Still underway in Bologna is the 28th European Conference on Artificial Intelligence (ECAI-2025), co-located with the 14th Conference on Prestigious Applications of Intelligent Systems (PAIS-2025). During the official opening, the organisers highlighted the winners of this year’s outstanding paper awards. They also presented the EurAI Distinguished Service Award, which this year was bestowed jointly to Frank Van Harmelen and former AIhub trustee Carles Sierra. Over the course of the next few months, we’ll be featuring work from the conference, including interviews with some of the doctoral consortium participants, so watch this space.
In their paper Policy Design for Two-sided Platforms with Participation Dynamics, which was presented at ICML 2025, Haruka Kiyohara, Fan Yao and Sarah Dean investigated the participation dynamics in two-sided markets. In this interview, Haruka tells us more about such two-sided platforms, the main contributions of the work, and the experiments carried out to test the method.
As part of our series meeting the AAAI / ACM SIGAI Doctoral Consortium participants, we heard from Janice Anta Zebaze. Janice works at the intersection of renewable energy systems, tribology, and artificial intelligence, and the aim of her research is to address energy supply challenges by leveraging AI to evaluate resource availability and optimize energy systems.
Another AAAI / ACM SIGAI Doctoral Consortium participant was Zahra Ghorrati, and we asked her more about her research developing frameworks for human activity recognition using wearable sensors. Her goal is to design deep learning models that are not only computationally efficient and interpretable but also robust to the variability of real-world data.
Lorenzo Servadei and his team at Sony AI are focused on researching and developing machine learning models to aid chip design and manufacturing. In this interview, Lorenzo tells us more about Electronic Design Automation, and how machine learning has been added into the mix to further advance the field of semiconductor chip design.
Atomic-scale simulations give us a way to explore the microscopic behavior of matter. However, accuracy of these methods comes at a computational cost. Machine learning has allowed researchers to mimic quantum mechanical equations rather than solving them at every simulation step. In this blog post, Filippo Bigi, Marcel Langer and Michele Ceriotti write about work presented at ICML2025 in which they investigate the balance between speed and physical laws.
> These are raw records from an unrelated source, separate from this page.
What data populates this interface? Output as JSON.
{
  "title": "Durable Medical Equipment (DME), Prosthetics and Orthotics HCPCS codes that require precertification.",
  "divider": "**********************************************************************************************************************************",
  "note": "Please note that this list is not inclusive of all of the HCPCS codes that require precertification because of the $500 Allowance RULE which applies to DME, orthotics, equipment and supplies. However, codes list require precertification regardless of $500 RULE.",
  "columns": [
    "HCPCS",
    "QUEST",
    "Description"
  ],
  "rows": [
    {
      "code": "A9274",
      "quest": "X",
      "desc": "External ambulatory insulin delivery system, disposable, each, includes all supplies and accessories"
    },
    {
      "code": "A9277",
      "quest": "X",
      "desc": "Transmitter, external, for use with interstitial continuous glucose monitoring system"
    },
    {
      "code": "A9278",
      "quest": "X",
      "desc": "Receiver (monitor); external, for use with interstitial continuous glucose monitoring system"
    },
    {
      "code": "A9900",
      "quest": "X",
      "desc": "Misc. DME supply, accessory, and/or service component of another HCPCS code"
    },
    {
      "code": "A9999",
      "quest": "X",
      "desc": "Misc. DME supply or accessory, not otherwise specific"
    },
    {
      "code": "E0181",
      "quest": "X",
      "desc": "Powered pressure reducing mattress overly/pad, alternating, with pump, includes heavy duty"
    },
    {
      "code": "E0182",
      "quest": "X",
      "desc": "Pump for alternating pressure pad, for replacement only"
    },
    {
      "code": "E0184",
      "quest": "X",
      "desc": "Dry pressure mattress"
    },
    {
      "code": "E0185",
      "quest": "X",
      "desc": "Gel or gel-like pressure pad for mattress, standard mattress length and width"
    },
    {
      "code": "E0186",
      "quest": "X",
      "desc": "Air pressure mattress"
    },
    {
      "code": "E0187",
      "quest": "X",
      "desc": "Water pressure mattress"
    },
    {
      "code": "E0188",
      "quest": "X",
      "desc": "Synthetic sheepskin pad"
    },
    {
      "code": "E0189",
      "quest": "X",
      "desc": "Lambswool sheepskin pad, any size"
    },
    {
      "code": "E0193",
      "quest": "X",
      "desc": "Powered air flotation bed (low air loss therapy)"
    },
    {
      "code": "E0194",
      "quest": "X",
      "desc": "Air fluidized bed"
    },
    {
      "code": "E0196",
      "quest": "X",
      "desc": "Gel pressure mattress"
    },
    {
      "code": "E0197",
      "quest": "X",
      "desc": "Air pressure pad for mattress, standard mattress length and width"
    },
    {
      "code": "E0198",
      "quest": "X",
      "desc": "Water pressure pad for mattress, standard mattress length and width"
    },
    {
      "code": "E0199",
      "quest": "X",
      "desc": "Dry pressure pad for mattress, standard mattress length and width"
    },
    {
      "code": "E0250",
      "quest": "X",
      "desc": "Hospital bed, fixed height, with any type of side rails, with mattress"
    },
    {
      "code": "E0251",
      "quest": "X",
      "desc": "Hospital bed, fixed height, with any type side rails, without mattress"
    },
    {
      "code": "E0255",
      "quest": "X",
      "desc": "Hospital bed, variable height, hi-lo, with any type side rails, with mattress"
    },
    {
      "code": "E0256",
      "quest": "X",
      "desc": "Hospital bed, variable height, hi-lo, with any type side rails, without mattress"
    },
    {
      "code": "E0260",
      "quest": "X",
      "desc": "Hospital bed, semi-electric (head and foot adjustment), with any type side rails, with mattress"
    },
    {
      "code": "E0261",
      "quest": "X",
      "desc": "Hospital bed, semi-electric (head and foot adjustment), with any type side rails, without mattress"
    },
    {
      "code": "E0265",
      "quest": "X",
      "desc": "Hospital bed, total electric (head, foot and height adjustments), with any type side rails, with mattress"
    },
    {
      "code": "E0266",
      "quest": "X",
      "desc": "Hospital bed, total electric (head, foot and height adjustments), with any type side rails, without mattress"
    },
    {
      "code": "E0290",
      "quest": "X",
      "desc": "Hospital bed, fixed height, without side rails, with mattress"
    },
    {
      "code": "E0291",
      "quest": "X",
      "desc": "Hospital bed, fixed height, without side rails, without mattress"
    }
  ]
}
The Association for the Advancement of Artificial Intelligence (AAAI) will be including AI-generated reviews in the process for their 2026 conference. As in previous years, the review process will comprise two phases. However, the differences this year are that: 1) during the first phase, two human-written reviews will be supplemented by an additional AI-generated review, and 2) once the reviews and author responses to the reviews are collected, an AI-generated summary will recap points of consensus and difference between the reviews. You can find out more here.
Chaired by Professor Dame Wendy Hall FRS, The Royal Society played host to a special event to mark the 75th anniversary of the Turing Test, where researchers reflected on Turing’s legacy and explored the future of AI. The event was recorded and you can catch it here.